The North Vietnamese made various claims as to how many planes they shot down, but the US only recognizes the loss of eleven aircraft during attacks against the bridge. However, the concentration of air defense assets also took its toll on passing aircraft and in total an estimated 104 American pilots were shot down over a 75 sqmi area around the bridge during the war.

873 air sorties were expended against the bridge and it was hit by hundreds of bombs and missiles before finally being destroyed. It became something of a symbol of resistance for the North Vietnamese, and various legends of invincibility were attached to it.
For the US planners it became an obsession, and many raids were planned against it despite their unpopularity with the pilots. A cynical rewording of the song the "Red River Valley" was sung by fighter pilots, referring to this dangerous target.

In his 1976 essay collection, Mauve Gloves & Madmen, Clutter and Vine, Tom Wolfe recounted a rueful story that circulated among Navy pilots who flew sorties against the Thanh Hóa Bridge. In their telling, the Earth consisted of two hemispheres, spring-loaded and held together opposite the hinge by the bridge. When it was destroyed, the story went, the two hemispheres would fly apart, flinging humanity into space.

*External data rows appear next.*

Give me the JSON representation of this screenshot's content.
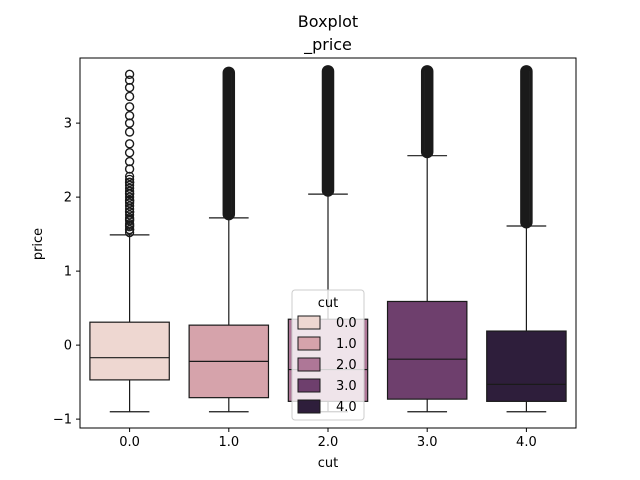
{
  "chart_data": {
    "type": "box",
    "title_line1": "Boxplot",
    "title_line2": "_price",
    "xlabel": "cut",
    "ylabel": "price",
    "categories": [
      "0.0",
      "1.0",
      "2.0",
      "3.0",
      "4.0"
    ],
    "yticks": [
      "3",
      "2",
      "1",
      "0",
      "−1"
    ],
    "ytick_values": [
      3,
      2,
      1,
      0,
      -1
    ],
    "ylim": [
      -1.12,
      3.88
    ],
    "boxes": [
      {
        "category": "0.0",
        "q1": -0.47,
        "median": -0.17,
        "q3": 0.31,
        "whisker_low": -0.9,
        "whisker_high": 1.49,
        "outlier_min": 1.52,
        "outlier_max": 3.66,
        "sparse_outliers": [
          1.56,
          1.62,
          1.7,
          1.8,
          1.95,
          2.05,
          2.2,
          2.38,
          2.48,
          2.6,
          2.72,
          2.88,
          3.0,
          3.1,
          3.22,
          3.36,
          3.48,
          3.58,
          3.66
        ],
        "color": "#eed7d1"
      },
      {
        "category": "1.0",
        "q1": -0.71,
        "median": -0.22,
        "q3": 0.27,
        "whisker_low": -0.9,
        "whisker_high": 1.72,
        "outlier_min": 1.75,
        "outlier_max": 3.7,
        "sparse_outliers": [],
        "color": "#d6a3ab"
      },
      {
        "category": "2.0",
        "q1": -0.76,
        "median": -0.33,
        "q3": 0.35,
        "whisker_low": -0.9,
        "whisker_high": 2.04,
        "outlier_min": 2.07,
        "outlier_max": 3.72,
        "sparse_outliers": [],
        "color": "#ae7797"
      },
      {
        "category": "3.0",
        "q1": -0.73,
        "median": -0.19,
        "q3": 0.59,
        "whisker_low": -0.9,
        "whisker_high": 2.56,
        "outlier_min": 2.59,
        "outlier_max": 3.72,
        "sparse_outliers": [],
        "color": "#6e3f6d"
      },
      {
        "category": "4.0",
        "q1": -0.76,
        "median": -0.53,
        "q3": 0.19,
        "whisker_low": -0.9,
        "whisker_high": 1.61,
        "outlier_min": 1.64,
        "outlier_max": 3.72,
        "sparse_outliers": [],
        "color": "#2e1e3b"
      }
    ],
    "legend": {
      "title": "cut",
      "placement": "lower-center",
      "entries": [
        {
          "label": "0.0",
          "color": "#eed7d1"
        },
        {
          "label": "1.0",
          "color": "#d6a3ab"
        },
        {
          "label": "2.0",
          "color": "#ae7797"
        },
        {
          "label": "3.0",
          "color": "#6e3f6d"
        },
        {
          "label": "4.0",
          "color": "#2e1e3b"
        }
      ]
    },
    "grid": false
  }
}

While the first employment of the Bullpup in 1965 proved a disappointment, the ultimate destruction of the bridge finally proved the promise and effectiveness of precision-guided munitions, opening the way to a new era of aerial warfare. The 1965 strikes were the first employment of modern strike packages which were combined and launched against that specific target, leading up to an evolution of air warfare to 1972 with laser-guided munitions, which would later be employed very effectively with minimal losses in Operation Desert Storm in 1991. The shock of losing modern fighters in dogfights in 1965 was a landmark which led to a major shift in fighter design, away from interceptors firing missiles to agile designs capable in short-range air combat.